Красота - страница 29



Перед постригом он был мелким торговцем, умеренно жадным и почти не жульничал. Какой-то богатеи отнял у него все имущество и он, разоренный и сломленный, оставленный детьми и вечно требующей денег насмешливой женой, которая его не любила никогда, решил все оставить и искать покоя за воротами монастыря. Из-за опыта мирской жизни, Данило получил послушание – заботиться о монастырских деньгах, покупать еду и другие товары у крестьян, торговаться с жадными торговцами и брать плату за торговые прилавки в монастырском дворе. Когда-то, когда он был моложе и крепче, он и сам отправлялся в долгий путь, чтобы купить еды и нужные для монастыря вещи. Но после того как подагра свалила его с ног, он большую часть времени проводил возле печи, жалуясь на боли и призывая смерть, к которой он, хотя и был монахом, вовсе не был готов. Он вечно о чем-то спорил и перепирался с бродягой Феофаном, но только с ним мог поговорить о прошлой мирской жизни, вспомнить путешествия, названия городов и площадей, где он бывал, пил и работал.

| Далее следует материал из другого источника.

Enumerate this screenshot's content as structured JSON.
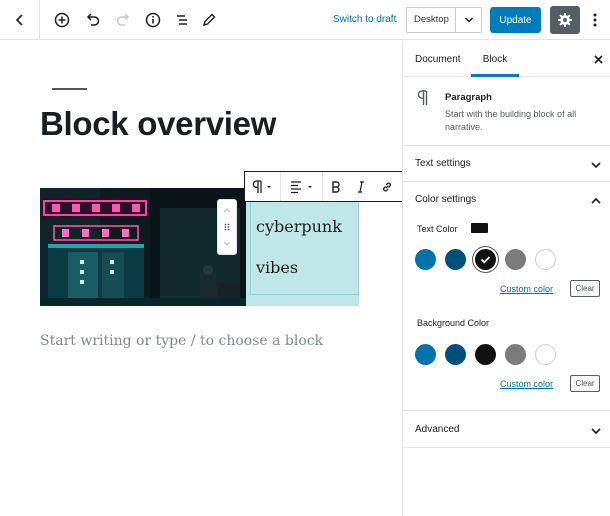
{
  "topbar": {
    "switch_draft": "Switch to draft",
    "preview_device": "Desktop",
    "update_label": "Update"
  },
  "editor": {
    "title": "Block overview",
    "media_text_lines": [
      "cyberpunk",
      "vibes"
    ],
    "placeholder": "Start writing or type / to choose a block"
  },
  "sidebar": {
    "tabs": [
      {
        "label": "Document",
        "active": false
      },
      {
        "label": "Block",
        "active": true
      }
    ],
    "block_card": {
      "title": "Paragraph",
      "description": "Start with the building block of all narrative."
    },
    "panels": {
      "text_settings": "Text settings",
      "color_settings": "Color settings",
      "advanced": "Advanced"
    },
    "text_color": {
      "label": "Text Color",
      "selected_color": "#111111",
      "swatches": [
        "#0073aa",
        "#00507a",
        "#111111",
        "#7b7b7b",
        "#ffffff"
      ],
      "selected_index": 2,
      "custom_link": "Custom color",
      "clear_label": "Clear"
    },
    "background_color": {
      "label": "Background Color",
      "swatches": [
        "#0073aa",
        "#00507a",
        "#111111",
        "#7b7b7b",
        "#ffffff"
      ],
      "custom_link": "Custom color",
      "clear_label": "Clear"
    }
  },
  "colors": {
    "accent": "#007cba",
    "media_text_bg": "#bfe6e8"
  }
}
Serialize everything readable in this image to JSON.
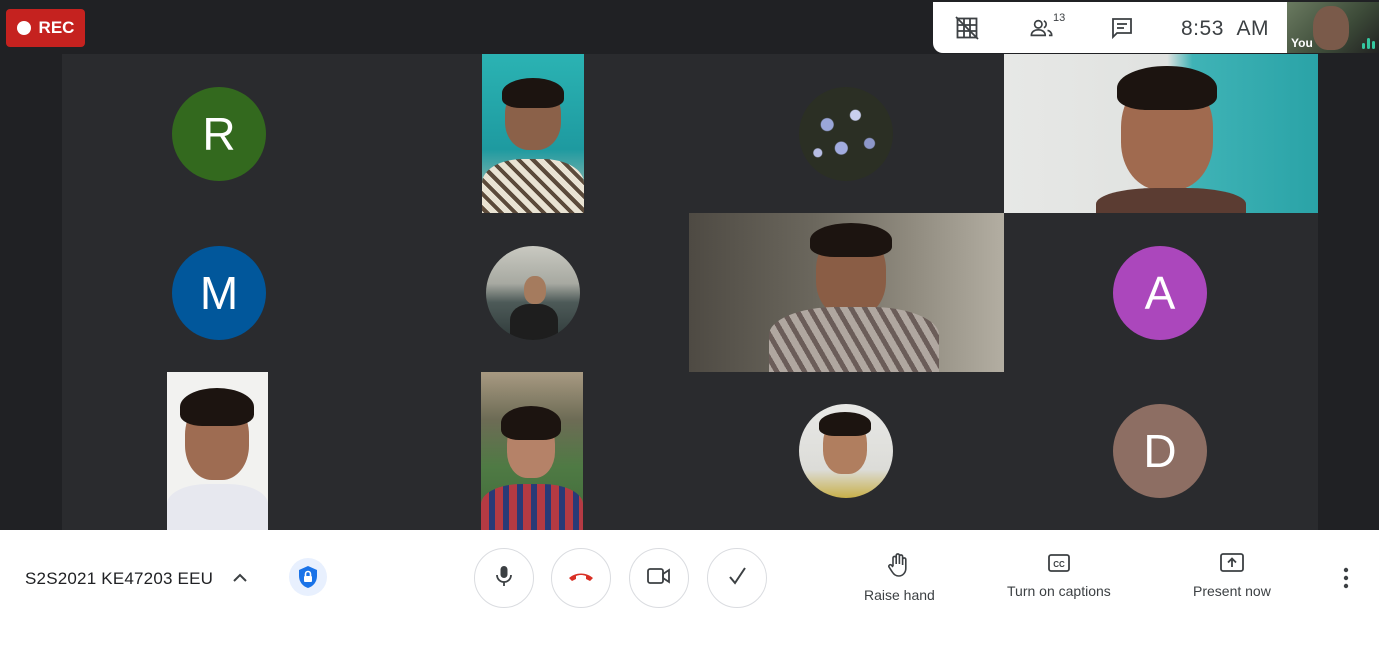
{
  "recording": {
    "label": "REC"
  },
  "topbar": {
    "participants_count": "13",
    "time": "8:53",
    "ampm": "AM",
    "icons": [
      "grid-off-icon",
      "people-icon",
      "chat-icon"
    ]
  },
  "self_view": {
    "label": "You"
  },
  "participants": {
    "avatars": [
      {
        "initial": "R",
        "color": "#33691e"
      },
      {
        "initial": "M",
        "color": "#01579b"
      },
      {
        "initial": "A",
        "color": "#ab47bc"
      },
      {
        "initial": "D",
        "color": "#8d6e63"
      }
    ]
  },
  "controls": {
    "meeting_title": "S2S2021 KE47203 EEU",
    "raise_hand": "Raise hand",
    "captions": "Turn on captions",
    "present": "Present now"
  },
  "colors": {
    "end_call": "#d93025",
    "accent": "#1a73e8",
    "rec": "#c5221f"
  }
}
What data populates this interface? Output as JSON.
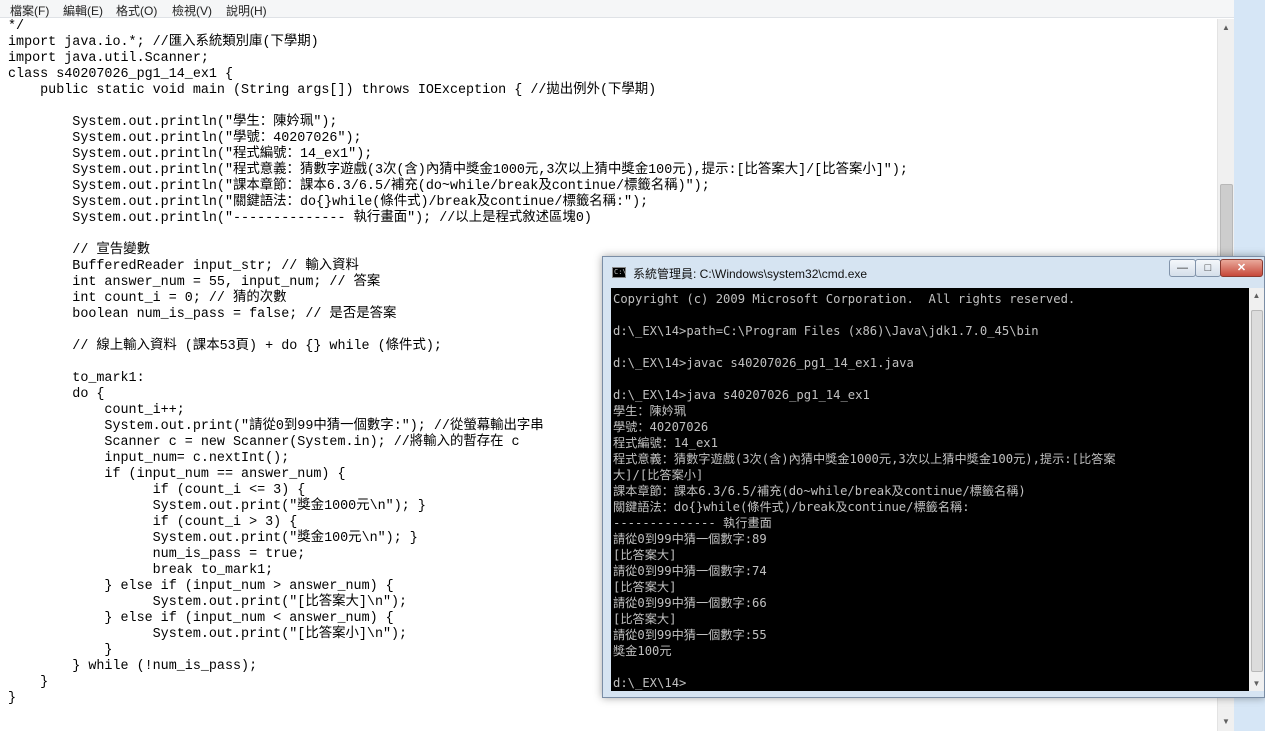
{
  "notepad": {
    "menu": [
      {
        "label": "檔案(F)"
      },
      {
        "label": "編輯(E)"
      },
      {
        "label": "格式(O)"
      },
      {
        "label": "檢視(V)"
      },
      {
        "label": "說明(H)"
      }
    ],
    "code": "*/\nimport java.io.*; //匯入系統類別庫(下學期)\nimport java.util.Scanner;\nclass s40207026_pg1_14_ex1 {\n    public static void main (String args[]) throws IOException { //拋出例外(下學期)\n\n        System.out.println(\"學生：陳妗珮\");\n        System.out.println(\"學號：40207026\");\n        System.out.println(\"程式編號：14_ex1\");\n        System.out.println(\"程式意義：猜數字遊戲(3次(含)內猜中獎金1000元,3次以上猜中獎金100元),提示:[比答案大]/[比答案小]\");\n        System.out.println(\"課本章節：課本6.3/6.5/補充(do~while/break及continue/標籤名稱)\");\n        System.out.println(\"關鍵語法：do{}while(條件式)/break及continue/標籤名稱:\");\n        System.out.println(\"-------------- 執行畫面\"); //以上是程式敘述區塊0)\n\n        // 宣告變數\n        BufferedReader input_str; // 輸入資料\n        int answer_num = 55, input_num; // 答案\n        int count_i = 0; // 猜的次數\n        boolean num_is_pass = false; // 是否是答案\n\n        // 線上輸入資料 (課本53頁) + do {} while (條件式);\n\n        to_mark1:\n        do {\n            count_i++;\n            System.out.print(\"請從0到99中猜一個數字:\"); //從螢幕輸出字串\n            Scanner c = new Scanner(System.in); //將輸入的暫存在 c\n            input_num= c.nextInt();\n            if (input_num == answer_num) {\n                  if (count_i <= 3) {\n                  System.out.print(\"獎金1000元\\n\"); }\n                  if (count_i > 3) {\n                  System.out.print(\"獎金100元\\n\"); }\n                  num_is_pass = true;\n                  break to_mark1;\n            } else if (input_num > answer_num) {\n                  System.out.print(\"[比答案大]\\n\");\n            } else if (input_num < answer_num) {\n                  System.out.print(\"[比答案小]\\n\");\n            }\n        } while (!num_is_pass);\n    }\n}"
  },
  "cmd": {
    "title": "系統管理員: C:\\Windows\\system32\\cmd.exe",
    "title_icon": "C:\\",
    "buttons": {
      "minimize": "—",
      "maximize": "□",
      "close": "✕"
    },
    "output": "Copyright (c) 2009 Microsoft Corporation.  All rights reserved.\n\nd:\\_EX\\14>path=C:\\Program Files (x86)\\Java\\jdk1.7.0_45\\bin\n\nd:\\_EX\\14>javac s40207026_pg1_14_ex1.java\n\nd:\\_EX\\14>java s40207026_pg1_14_ex1\n學生：陳妗珮\n學號：40207026\n程式編號：14_ex1\n程式意義：猜數字遊戲(3次(含)內猜中獎金1000元,3次以上猜中獎金100元),提示:[比答案\n大]/[比答案小]\n課本章節：課本6.3/6.5/補充(do~while/break及continue/標籤名稱)\n關鍵語法：do{}while(條件式)/break及continue/標籤名稱:\n-------------- 執行畫面\n請從0到99中猜一個數字:89\n[比答案大]\n請從0到99中猜一個數字:74\n[比答案大]\n請從0到99中猜一個數字:66\n[比答案大]\n請從0到99中猜一個數字:55\n獎金100元\n\nd:\\_EX\\14>"
  },
  "scroll_arrows": {
    "up": "▲",
    "down": "▼"
  }
}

– Никакой латинянин не может быть патриархом и нет той силы, которая сможет разрушить православное царство! – убежденно крикнул келарь Данило, продолжая спор с Феофаном. Монастырский трапезник, самый молодой монах Самуил – худой, юркий, со светлыми густыми волосами и нежными длинными руками, захваченный общим криком тоже порывался что-то сказать, но каждый раз, когда он открывал рот, его останавливал взглядом или голосом кто-то из старших. Он закрывал рот, краснел и разводил руками. Его беспокойная живая молодость не давала внутреннего покоя, который ведет к размеренной речи к чему он искренне и упорно стремился с тех пор как познакомился с игуменом Владимиром и решил провести свою жизнь так, чтобы во всем походить на него.

В настоятеле он видел отца, которого он хотел бы иметь и поэтому так к нему и обращался, а в его словах искал поддержку и надежду, пример и путь. Его восхищали мягкий нрав и тихая мудрость Владимира. Он повторял его слова, следил за его взглядом, копировал жесты и даже, как и игумен, начал горбиться, хотя был высок и крепок телом. Остальные монахи дразнили его из-за этого: встречая его в темноте они делали вид, что обознались, называя его игуменом и хохотали потом. Самуил в такие моменты краснел, молчал, стараясь оставаться спокойным, как игумен, и сдерживал в себе молодое дерзкое желание ответить им также дерзко и шумно. Владимир научил его читать и писать, и он, будучи терпеливым и прилежным, использовал каждую свободную минуту, чтобы читать таинственные и драгоценные книги, которые игумен привез из Греческой империи.

– Илия, – слегка повысил тон игумен, – Ты еще здесь? Не пристало тебе слушать разговоры старших.

Илья быстрее, чем это обычно делал этот добродушный и медленный подросток, побежал к выходу.

– Братья, – прервал разговорившихся монахов Владимир тихим, но заставляющими себя слушать голосом, и они, немного стыдясь своих тревожных речей, опустили глаза и замолчали.

– Царство – от Бога, есть оно или нет. Мы должны служить Господу, никогда ничего не меняя – потому что мы не знаем, как и почему творятся земные дела. Устройство на земле – это образ небесного Иерусалима, и мы ему служили и будем служить. Да, воевода Строимир обеспокоен и поделился со мной новостями, про которые мы не можем знать точно – правдивы они или нет.